A Polícia Federal (PF) e a Agência Nacional de Mineração (ANM) investigam as pessoas que podem ter tido contato com o segundo maior diamante do Brasil desde que foi alegadamente extraído pela Diadel Mineração no Rio Douradinho, em Coromandel, no Alto Paranaíba. Também estão no foco das apurações integrantes da Carbono Mineração, de Araguari, no Triângulo Mineiro. Há suspeitas de que o garimpo do Triângulo seja a verdadeira origem da pedra preciosa.
Além de levantar se há suspeitos , essa verificação procura identificar se as versões sobre a localização das pessoas e suas atitudes nos dias posteriores ao encontro da pedra correspondem à realidade e se podem ser confirmadas por testemunhos ou atividades lastreadas em registros críveis.

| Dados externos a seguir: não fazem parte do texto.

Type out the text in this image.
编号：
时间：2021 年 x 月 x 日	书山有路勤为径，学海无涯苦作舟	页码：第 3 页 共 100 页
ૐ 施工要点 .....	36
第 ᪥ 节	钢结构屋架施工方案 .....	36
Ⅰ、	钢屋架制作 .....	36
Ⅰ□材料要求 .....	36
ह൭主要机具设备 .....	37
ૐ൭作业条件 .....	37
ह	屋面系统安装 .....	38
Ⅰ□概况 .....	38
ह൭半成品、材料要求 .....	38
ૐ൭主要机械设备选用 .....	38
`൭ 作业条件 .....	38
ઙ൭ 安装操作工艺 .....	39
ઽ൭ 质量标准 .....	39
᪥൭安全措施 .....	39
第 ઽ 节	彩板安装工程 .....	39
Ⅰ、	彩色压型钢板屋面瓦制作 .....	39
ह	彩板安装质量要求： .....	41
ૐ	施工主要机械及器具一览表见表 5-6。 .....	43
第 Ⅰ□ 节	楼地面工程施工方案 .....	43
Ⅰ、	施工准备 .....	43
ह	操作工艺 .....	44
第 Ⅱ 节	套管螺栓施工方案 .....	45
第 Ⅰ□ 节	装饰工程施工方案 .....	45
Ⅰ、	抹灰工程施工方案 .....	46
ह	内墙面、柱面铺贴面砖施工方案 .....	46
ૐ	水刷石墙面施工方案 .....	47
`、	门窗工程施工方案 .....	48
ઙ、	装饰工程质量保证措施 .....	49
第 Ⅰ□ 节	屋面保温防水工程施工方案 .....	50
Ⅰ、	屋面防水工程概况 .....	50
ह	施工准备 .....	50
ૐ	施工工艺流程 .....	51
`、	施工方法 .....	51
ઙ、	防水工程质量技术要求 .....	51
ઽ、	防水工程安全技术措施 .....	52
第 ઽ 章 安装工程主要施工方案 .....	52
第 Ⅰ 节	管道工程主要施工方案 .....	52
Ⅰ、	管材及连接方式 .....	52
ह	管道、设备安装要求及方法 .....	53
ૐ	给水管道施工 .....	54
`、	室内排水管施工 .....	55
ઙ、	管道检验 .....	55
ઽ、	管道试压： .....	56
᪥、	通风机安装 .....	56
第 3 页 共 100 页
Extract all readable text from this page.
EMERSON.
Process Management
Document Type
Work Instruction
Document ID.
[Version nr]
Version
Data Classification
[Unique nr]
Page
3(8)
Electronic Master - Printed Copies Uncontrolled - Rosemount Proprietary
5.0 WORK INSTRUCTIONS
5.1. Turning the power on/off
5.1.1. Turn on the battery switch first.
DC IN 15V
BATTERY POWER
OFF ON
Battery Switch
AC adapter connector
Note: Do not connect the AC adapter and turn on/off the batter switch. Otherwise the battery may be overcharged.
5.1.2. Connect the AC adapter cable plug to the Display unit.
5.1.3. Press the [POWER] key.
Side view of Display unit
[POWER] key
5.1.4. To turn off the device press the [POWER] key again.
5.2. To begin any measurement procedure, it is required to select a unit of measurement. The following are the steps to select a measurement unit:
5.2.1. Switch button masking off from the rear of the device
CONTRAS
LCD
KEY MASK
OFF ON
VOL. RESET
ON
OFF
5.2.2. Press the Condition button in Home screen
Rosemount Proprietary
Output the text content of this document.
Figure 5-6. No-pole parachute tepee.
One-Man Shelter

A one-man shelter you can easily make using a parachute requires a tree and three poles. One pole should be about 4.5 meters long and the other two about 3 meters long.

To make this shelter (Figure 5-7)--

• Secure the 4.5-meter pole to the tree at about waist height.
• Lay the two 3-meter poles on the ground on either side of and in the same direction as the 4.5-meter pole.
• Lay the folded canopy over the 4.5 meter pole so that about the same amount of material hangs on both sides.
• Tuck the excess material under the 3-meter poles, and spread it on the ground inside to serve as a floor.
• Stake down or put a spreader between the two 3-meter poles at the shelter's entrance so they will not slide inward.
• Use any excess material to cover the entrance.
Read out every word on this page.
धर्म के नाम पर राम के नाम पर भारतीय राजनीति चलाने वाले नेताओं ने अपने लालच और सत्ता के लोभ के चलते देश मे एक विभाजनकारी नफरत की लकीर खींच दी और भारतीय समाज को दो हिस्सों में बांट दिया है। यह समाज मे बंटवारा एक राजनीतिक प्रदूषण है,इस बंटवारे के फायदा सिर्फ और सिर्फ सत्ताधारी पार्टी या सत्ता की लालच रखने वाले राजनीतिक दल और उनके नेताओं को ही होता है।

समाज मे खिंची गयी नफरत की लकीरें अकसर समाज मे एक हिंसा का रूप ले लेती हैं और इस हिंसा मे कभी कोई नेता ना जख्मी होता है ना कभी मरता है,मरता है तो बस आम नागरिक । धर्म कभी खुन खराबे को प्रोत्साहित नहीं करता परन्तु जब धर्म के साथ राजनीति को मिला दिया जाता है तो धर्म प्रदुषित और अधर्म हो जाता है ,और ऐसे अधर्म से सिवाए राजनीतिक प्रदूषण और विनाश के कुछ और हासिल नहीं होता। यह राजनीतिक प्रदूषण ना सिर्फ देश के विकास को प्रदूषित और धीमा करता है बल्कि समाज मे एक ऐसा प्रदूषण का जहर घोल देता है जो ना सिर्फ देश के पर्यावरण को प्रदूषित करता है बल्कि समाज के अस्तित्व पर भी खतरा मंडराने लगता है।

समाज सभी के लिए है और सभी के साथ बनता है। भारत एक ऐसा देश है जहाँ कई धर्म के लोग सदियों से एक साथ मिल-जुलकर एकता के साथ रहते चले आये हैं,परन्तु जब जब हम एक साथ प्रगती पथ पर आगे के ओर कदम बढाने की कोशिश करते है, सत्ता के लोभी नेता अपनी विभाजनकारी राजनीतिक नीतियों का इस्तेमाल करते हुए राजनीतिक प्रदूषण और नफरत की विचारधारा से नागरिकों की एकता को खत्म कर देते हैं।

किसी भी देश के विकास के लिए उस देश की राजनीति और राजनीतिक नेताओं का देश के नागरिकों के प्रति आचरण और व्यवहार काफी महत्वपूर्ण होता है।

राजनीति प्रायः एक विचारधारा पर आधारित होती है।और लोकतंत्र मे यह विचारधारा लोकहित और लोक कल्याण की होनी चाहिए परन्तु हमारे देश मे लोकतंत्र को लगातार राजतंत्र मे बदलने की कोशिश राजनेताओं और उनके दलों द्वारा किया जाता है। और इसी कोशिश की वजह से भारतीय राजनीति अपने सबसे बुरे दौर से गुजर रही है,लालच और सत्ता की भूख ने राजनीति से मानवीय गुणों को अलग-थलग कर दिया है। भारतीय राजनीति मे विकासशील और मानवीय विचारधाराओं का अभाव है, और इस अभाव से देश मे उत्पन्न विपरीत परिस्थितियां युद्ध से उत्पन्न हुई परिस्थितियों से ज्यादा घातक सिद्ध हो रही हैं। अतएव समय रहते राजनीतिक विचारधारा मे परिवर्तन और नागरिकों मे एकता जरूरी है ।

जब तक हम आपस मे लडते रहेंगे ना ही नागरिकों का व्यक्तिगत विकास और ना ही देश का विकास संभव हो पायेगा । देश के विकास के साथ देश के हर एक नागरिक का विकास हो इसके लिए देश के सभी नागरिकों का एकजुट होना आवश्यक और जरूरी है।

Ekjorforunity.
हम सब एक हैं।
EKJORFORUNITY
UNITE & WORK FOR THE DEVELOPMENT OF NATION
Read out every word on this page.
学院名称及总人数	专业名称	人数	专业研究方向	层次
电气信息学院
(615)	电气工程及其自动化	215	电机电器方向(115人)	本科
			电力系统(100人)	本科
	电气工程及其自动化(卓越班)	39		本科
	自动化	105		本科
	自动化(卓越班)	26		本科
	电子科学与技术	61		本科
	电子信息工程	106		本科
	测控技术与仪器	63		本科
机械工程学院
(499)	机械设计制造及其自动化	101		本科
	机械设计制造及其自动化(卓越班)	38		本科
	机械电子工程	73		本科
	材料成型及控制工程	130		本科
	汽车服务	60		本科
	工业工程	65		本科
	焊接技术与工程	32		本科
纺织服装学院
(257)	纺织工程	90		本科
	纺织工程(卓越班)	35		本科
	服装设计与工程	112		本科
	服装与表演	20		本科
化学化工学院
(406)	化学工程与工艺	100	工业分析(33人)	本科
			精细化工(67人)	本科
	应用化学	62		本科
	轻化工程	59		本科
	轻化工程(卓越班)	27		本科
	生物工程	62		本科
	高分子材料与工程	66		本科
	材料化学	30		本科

O diamante de 646,78 quilates foi retido pela PF e a ANM no momento em que passava pelo lacre do Certificado do Processo Kimberley (CPK), em 27 de agosto de 2025, como revelou com exclusividade a reportagem do Estado de Minas. O lacre do CPK é a última etapa antes de a gema poder ser exportada.
A identificação das pessoas envolvidas no achado deve ser feita em até dois meses. É um dos mais importantes aspectos, pois chega até a identificação dos garimpeiros que localizaram a pedra durante a mineração e que, por isso, precisam ter contrato com a empresa e sustentar que estavam no local de extração no dia e hora.
Isso porque o processo produtivo é feito a mão. Há operadores de máquinas, e no processo final um trabalhador responsável recolhe manualmente as pedras de diamantes. A polícia quer saber quem são essas pessoas e quais as suas relações de trabalho ou comerciais com a Diadel Mineração e a Carbono Mineração. E também se é possível comprovar por testemunho ou registros rastreáveis que estavam na lavra no dia em que alegam ter descoberto o segundo maior diamante do Brasil.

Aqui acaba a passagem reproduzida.